BERITA TERKINI
Pemerintah Siapkan Proteksi Konten dan Data Nasional di Tengah Perkembangan AI Global

Pemerintah Siapkan Proteksi Konten dan Data Nasional di Tengah Perkembangan AI Global

Pemerintah menegaskan pentingnya perlindungan konten dan data nasional di tengah pesatnya perkembangan kecerdasan buatan (AI) global. Wakil Menteri Komunikasi dan Digital (Komdigi) Nezar Patria menyatakan, data dan konten digital masyarakat Indonesia kini menjadi fondasi utama dalam pengembangan AI dunia, sehingga hak serta nilai ekonominya tidak boleh hilang tanpa mekanisme yang jelas.

Nezar menjelaskan, data saat ini tidak lagi sekadar informasi pribadi. Berbagai aktivitas digital—mulai dari lokasi, percakapan, hingga unggahan media sosial—dapat menjadi bahan baku yang diproses menjadi model bisnis dan sistem AI bernilai tinggi.

Menurutnya, platform global seperti Google, Meta, dan TikTok mengumpulkan serta mengolah data dalam skala besar. Data tersebut kemudian dimanfaatkan untuk pengembangan teknologi berbasis big data dan AI. Pernyataan ini disampaikan Nezar dalam forum Indonesia-Finland Roundtable on Data Sovereignty and Cyber Resilience, sebagaimana dikutip dari pernyataan tertulis pada Senin (2/3).

Ia menambahkan, persoalan tidak berhenti pada perlindungan data pribadi. Konten publik, termasuk karya jurnalistik dan tulisan akademik, juga berpotensi dimanfaatkan untuk melatih sistem AI tanpa mekanisme yang adil.

Pemerintah menyoroti sengketa antara The New York Times dan OpenAI sebagai contoh bagaimana konten berita memiliki nilai ekonomi dan hak kekayaan intelektual yang dipertaruhkan dalam era AI. Kasus tersebut dinilai menunjukkan bahwa gaya penulisan, arsip berita, hingga konten digital dapat menjadi sumber pembelajaran bagi mesin AI yang kemudian menghasilkan produk komersial bernilai tinggi.

“Jika tidak diatur, nilai tambahnya dinikmati pihak lain. Kita tidak boleh hanya menjadi pasar atau sekadar penyedia bahan baku data,” ujar Nezar.

Karena itu, Kementerian Komunikasi dan Digital tengah meninjau kembali kerangka regulasi nasional agar mampu menjawab tantangan teknologi baru, termasuk AI. Pemerintah juga mempelajari praktik tata kelola data dari Uni Eropa yang menempatkan perlindungan hak warga negara sebagai prioritas dalam regulasi digital.
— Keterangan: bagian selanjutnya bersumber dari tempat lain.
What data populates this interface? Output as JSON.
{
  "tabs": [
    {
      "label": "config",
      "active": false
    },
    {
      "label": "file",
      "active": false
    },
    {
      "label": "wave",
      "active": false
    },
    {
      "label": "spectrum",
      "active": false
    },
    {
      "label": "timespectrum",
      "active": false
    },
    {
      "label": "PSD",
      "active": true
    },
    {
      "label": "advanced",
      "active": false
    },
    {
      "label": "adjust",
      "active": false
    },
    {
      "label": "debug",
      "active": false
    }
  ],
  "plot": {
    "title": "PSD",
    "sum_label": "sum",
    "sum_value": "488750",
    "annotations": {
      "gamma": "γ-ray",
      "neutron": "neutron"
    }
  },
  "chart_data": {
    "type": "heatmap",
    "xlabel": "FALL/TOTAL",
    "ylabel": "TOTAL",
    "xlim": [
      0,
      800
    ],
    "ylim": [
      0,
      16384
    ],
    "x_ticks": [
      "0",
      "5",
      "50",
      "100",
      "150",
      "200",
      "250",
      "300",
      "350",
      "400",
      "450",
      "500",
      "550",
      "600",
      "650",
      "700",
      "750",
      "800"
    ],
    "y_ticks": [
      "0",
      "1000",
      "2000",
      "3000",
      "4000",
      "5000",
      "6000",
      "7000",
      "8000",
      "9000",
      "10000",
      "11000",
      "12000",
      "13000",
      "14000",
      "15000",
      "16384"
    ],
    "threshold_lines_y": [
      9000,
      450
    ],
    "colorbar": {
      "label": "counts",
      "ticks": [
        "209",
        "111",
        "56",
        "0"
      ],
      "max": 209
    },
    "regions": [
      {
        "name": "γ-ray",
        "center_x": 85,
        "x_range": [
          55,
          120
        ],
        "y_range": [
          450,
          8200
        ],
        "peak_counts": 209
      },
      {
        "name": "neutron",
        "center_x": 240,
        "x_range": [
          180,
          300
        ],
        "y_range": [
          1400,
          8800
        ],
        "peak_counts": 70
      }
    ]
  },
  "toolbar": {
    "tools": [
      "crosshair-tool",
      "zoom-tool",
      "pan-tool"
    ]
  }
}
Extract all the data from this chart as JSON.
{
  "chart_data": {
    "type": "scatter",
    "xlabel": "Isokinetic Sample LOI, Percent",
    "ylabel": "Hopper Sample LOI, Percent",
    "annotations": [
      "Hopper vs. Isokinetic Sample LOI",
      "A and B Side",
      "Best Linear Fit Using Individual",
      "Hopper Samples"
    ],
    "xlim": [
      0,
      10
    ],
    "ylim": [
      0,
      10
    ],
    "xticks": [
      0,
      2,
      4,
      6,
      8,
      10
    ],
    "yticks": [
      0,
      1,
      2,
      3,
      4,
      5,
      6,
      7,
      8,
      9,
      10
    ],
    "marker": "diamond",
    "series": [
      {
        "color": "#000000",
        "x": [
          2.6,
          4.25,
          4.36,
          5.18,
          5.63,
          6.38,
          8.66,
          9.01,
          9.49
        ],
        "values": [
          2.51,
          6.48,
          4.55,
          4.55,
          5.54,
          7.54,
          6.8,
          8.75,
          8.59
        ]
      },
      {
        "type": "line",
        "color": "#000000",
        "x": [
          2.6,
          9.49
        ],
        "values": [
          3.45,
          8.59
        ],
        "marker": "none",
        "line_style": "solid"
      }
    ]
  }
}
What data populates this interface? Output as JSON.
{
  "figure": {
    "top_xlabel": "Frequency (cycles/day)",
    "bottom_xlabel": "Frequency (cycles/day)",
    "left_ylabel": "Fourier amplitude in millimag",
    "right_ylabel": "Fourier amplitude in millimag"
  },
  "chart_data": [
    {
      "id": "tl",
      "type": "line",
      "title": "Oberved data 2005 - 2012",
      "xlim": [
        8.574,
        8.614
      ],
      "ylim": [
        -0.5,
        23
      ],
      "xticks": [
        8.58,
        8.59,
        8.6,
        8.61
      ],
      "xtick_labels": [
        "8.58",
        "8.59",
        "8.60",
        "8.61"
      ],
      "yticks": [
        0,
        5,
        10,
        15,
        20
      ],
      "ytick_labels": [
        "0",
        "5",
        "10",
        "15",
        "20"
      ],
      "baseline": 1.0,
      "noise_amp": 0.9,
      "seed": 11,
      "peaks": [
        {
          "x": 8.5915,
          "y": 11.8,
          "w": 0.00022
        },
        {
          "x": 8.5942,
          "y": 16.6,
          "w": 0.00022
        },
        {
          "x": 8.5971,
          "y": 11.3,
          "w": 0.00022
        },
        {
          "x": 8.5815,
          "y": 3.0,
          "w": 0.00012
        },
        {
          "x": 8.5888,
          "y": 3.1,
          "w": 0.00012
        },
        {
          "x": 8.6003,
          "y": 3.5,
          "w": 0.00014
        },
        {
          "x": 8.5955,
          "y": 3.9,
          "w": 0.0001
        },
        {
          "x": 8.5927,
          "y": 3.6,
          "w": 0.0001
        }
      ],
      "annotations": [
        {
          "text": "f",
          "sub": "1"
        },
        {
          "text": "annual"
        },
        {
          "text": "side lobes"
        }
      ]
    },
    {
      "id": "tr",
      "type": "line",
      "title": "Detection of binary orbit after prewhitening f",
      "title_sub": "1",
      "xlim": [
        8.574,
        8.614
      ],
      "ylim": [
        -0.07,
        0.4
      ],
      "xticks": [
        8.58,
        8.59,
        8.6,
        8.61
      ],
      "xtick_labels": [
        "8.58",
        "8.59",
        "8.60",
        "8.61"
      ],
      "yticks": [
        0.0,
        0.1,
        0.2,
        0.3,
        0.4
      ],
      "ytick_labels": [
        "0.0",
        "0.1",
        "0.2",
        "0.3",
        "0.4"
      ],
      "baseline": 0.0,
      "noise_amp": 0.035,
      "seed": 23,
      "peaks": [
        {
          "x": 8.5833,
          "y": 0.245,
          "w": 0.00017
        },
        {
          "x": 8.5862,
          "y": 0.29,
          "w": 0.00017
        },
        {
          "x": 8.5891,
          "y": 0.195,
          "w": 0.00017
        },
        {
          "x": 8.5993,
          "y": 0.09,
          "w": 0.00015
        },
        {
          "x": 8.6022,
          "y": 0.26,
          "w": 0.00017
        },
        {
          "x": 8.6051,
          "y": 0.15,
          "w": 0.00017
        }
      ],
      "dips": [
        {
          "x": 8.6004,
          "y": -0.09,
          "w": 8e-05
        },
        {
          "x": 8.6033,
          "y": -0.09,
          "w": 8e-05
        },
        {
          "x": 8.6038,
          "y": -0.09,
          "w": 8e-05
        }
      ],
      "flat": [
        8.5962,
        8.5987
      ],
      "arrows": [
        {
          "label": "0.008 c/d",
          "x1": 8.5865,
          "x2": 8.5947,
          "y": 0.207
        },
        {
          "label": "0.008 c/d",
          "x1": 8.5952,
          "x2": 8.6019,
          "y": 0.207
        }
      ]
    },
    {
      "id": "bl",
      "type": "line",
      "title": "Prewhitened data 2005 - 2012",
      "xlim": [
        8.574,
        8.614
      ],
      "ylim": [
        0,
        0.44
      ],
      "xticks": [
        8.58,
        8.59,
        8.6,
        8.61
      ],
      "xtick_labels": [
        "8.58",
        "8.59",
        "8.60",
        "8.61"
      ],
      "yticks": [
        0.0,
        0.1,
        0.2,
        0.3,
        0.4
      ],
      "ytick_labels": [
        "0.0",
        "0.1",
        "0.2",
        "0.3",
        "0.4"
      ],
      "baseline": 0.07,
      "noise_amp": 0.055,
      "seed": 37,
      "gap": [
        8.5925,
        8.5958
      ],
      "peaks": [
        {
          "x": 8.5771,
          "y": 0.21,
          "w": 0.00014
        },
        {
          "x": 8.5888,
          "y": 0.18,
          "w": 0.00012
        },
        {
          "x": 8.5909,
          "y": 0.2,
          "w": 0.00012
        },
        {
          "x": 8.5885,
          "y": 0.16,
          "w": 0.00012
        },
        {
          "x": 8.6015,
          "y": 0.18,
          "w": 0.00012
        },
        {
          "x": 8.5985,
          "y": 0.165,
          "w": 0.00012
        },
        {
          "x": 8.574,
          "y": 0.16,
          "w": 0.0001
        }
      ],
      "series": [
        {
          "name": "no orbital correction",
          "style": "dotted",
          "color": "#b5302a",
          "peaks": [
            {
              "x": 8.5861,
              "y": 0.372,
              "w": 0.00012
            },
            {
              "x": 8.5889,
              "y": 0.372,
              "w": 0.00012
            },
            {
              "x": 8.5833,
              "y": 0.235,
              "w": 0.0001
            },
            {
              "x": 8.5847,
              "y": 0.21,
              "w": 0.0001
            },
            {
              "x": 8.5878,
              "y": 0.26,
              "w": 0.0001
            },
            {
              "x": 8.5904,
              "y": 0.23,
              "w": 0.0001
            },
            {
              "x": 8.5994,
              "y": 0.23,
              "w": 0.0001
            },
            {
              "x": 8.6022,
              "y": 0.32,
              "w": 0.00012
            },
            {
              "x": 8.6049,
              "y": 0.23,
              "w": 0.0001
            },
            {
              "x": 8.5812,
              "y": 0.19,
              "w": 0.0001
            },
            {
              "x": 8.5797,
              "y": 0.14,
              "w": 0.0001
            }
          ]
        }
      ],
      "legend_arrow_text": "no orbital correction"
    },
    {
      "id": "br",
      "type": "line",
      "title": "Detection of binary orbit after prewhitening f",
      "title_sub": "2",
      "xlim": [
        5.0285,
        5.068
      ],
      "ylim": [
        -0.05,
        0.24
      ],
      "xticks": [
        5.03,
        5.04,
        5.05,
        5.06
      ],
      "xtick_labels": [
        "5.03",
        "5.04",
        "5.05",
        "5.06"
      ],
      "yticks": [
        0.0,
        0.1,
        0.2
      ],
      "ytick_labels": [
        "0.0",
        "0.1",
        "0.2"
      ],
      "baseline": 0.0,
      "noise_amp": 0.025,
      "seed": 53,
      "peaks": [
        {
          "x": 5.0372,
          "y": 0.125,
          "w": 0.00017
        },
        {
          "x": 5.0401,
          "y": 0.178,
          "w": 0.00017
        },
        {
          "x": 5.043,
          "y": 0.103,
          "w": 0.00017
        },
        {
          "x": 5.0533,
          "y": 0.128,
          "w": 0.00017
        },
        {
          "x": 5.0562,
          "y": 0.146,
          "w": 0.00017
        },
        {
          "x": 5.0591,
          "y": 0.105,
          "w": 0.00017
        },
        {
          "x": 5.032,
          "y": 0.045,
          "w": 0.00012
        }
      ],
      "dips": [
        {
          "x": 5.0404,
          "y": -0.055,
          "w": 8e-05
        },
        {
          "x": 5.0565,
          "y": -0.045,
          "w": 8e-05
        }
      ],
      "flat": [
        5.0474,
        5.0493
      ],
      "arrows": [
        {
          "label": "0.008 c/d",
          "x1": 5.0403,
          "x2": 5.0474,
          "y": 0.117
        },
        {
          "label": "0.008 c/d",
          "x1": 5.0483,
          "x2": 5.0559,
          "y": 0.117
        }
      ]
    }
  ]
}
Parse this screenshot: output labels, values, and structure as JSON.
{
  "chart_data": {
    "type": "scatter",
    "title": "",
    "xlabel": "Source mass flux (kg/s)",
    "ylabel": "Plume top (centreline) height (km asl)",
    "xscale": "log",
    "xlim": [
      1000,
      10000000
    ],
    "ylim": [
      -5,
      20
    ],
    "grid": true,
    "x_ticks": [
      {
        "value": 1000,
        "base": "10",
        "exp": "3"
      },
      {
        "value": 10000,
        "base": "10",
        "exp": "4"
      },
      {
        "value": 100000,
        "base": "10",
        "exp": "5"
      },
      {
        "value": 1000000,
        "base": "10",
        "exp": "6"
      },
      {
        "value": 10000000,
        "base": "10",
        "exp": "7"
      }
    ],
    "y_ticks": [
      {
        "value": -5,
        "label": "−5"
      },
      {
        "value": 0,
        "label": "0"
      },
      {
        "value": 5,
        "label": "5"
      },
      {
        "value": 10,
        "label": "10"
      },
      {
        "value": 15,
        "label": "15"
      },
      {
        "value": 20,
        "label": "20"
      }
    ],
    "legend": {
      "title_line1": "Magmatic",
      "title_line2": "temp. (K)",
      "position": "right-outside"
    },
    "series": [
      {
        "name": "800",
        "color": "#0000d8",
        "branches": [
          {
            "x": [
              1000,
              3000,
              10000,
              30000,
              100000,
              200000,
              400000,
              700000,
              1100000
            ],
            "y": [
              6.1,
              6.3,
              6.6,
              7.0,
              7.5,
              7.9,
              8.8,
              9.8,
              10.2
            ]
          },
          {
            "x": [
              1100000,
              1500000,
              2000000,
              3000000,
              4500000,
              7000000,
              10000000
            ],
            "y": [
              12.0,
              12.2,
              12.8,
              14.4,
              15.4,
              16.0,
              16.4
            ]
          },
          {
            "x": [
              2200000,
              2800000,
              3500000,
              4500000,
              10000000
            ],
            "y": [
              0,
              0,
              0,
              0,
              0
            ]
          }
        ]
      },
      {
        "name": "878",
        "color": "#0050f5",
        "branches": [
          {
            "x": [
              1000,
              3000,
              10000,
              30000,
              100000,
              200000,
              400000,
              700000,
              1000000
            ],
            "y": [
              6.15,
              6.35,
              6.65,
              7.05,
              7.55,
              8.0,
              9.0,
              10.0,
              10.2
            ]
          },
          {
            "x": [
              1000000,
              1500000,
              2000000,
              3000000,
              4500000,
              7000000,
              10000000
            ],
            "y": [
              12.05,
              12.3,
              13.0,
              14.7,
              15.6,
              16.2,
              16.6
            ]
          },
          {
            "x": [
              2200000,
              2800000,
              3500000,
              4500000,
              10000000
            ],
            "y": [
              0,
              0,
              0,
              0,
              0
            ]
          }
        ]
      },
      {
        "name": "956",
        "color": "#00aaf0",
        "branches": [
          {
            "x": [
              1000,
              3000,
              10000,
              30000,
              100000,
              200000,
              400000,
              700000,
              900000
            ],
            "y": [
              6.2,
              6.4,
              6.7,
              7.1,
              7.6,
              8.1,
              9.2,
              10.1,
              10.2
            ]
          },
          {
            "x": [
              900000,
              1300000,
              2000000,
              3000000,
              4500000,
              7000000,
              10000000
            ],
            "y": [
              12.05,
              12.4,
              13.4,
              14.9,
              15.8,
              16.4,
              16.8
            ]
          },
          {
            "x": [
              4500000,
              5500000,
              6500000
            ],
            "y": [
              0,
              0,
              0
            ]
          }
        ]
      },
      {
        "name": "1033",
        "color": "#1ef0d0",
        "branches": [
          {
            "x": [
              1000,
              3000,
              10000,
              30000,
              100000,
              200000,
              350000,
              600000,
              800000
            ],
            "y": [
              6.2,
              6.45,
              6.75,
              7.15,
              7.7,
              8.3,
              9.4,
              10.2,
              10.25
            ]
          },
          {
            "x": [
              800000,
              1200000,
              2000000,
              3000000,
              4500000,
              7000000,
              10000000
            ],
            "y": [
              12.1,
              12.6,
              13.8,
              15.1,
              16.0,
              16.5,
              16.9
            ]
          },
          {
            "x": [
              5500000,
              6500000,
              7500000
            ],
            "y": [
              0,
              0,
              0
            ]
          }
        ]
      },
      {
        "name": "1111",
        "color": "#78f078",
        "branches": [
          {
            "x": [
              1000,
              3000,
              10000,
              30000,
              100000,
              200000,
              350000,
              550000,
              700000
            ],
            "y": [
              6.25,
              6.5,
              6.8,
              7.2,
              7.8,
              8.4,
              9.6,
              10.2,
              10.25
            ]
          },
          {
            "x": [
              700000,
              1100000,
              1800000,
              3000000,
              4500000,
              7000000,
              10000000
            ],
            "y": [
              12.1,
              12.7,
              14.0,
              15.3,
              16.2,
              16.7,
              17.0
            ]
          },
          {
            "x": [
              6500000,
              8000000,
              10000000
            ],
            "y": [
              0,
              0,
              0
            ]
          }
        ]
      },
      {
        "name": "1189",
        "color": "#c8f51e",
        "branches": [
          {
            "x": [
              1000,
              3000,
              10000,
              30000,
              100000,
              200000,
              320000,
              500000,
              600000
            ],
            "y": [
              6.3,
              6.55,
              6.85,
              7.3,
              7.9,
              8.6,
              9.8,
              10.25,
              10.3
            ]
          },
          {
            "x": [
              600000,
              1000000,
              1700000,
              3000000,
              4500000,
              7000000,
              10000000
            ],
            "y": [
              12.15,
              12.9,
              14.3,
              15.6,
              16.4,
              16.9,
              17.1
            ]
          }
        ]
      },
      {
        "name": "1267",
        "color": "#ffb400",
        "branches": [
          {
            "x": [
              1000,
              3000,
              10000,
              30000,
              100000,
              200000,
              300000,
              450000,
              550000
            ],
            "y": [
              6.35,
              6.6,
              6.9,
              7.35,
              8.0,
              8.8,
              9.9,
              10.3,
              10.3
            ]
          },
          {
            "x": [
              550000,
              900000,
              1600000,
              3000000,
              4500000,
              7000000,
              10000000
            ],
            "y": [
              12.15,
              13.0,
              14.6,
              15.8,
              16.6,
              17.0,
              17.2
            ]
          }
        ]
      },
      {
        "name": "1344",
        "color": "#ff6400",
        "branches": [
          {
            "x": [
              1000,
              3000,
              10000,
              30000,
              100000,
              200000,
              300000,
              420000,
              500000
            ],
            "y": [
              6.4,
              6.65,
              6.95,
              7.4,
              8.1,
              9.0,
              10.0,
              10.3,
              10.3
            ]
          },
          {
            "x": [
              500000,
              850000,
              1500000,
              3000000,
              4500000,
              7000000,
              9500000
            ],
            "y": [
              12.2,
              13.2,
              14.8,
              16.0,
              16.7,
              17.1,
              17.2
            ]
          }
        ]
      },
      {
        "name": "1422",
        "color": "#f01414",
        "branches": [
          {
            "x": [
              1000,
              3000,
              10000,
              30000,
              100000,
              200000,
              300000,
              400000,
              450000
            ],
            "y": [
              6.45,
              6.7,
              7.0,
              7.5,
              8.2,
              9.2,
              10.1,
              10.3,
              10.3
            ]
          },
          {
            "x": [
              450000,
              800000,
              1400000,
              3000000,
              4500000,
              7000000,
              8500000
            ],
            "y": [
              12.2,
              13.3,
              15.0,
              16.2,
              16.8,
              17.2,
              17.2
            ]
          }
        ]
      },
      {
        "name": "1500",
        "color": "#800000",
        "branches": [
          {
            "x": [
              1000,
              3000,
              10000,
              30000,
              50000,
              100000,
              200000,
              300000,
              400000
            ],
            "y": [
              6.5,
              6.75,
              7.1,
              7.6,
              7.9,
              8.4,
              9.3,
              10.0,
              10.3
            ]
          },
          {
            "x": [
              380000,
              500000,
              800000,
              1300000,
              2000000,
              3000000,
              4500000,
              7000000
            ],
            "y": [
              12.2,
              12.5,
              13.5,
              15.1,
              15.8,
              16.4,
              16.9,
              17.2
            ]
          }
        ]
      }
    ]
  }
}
Selain isu kedaulatan data, Nezar menegaskan pentingnya ketahanan siber. Pemerintah disebut sedang menyiapkan regulasi khusus sebagai payung hukum untuk melindungi arsitektur digital nasional dari ancaman siber yang terus berkembang.

“Negara yang mampu mengelola dan mengendalikan data akan memiliki posisi tawar lebih kuat dalam ekonomi digital global. Kita tidak boleh hanya menjadi pasar. Kita harus memastikan data warga negara memberi manfaat nyata bagi bangsa,” katanya.

Forum Indonesia–Finlandia tersebut menjadi ruang pertukaran praktik terbaik dalam penguatan kedaulatan data dan ketahanan siber. Pemerintah menilai langkah ini sebagai bagian dari upaya menempatkan kepentingan publik sebagai pusat tata kelola digital nasional.